At his third Asian Games, Sirisanont won a bronze in the 200 m breaststroke, with his personal best of 2:15.81. He also campaigned for another medal in the 400 m individual medley, but pulled off with a seventh-place effort in 4:32.30.

In his sixth and final SEA Games stint, Sirisanont emerged himself again as Thailand's best swimmer after nine years. He won a total of four gold medals each in the 100 m breaststroke (1:03.13, pulling away from his teammate Vorrawuti Aumpiwan in the final 25 metres), 200 m breaststroke (2:16.67), 200 m individual medley (2:03.54), and 400 m individual medley (4:23.20, barely touching out Philippines' Miguel Molina by 0.06 seconds in a close race).

At the 2004 Summer Olympics in Athens, Sirisanont decided to focus more on the breaststroke, in which he had performed poorly in Sydney four years earlier.
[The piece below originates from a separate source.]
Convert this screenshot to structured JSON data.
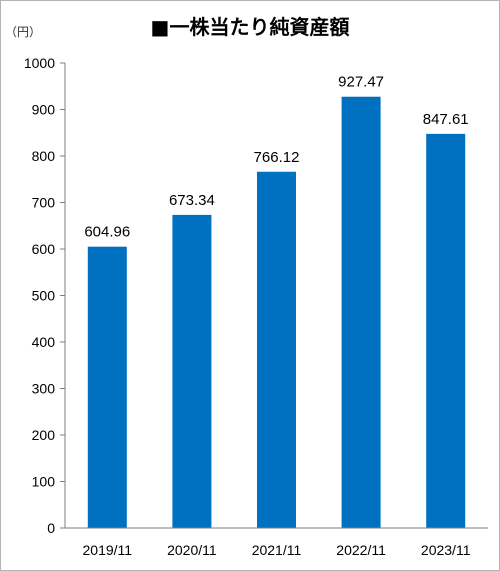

After producing a best tally of four gold medals from the SEA Games, his entry times of 1:03.13 (100 m breaststroke) and 2:16.67 (200 m breaststroke) were officially accredited under a FINA B-standard. On the first day of the Games, Sirisanont started his prelim run with another poor result. He swam in heat four of the 100 m breaststroke with a reaction time of 0.77, but was eventually disqualified for a false start. In his second event, 200 m breaststroke, Sirisanont lowered his personal best of 2:15.39 to lead the third heat. Sirisanont missed the semifinals by 0.71 of a second, finishing his Olympic run in nineteenth overall from the preliminaries. Since his debut 1992, Sirisanont was among the swimmers who campaigned for their fourth Olympics, along with Carl Probert (Fiji), Derya Büyükuncu (Turkey), Martina Moravcová (Slovakia), Lars Frölander (Sweden), and two-time freestyle champion Alexander Popov (Russia), who later became an official IOC member.

Shortly after his fourth Olympics, Sirisanont officially announced his retirement.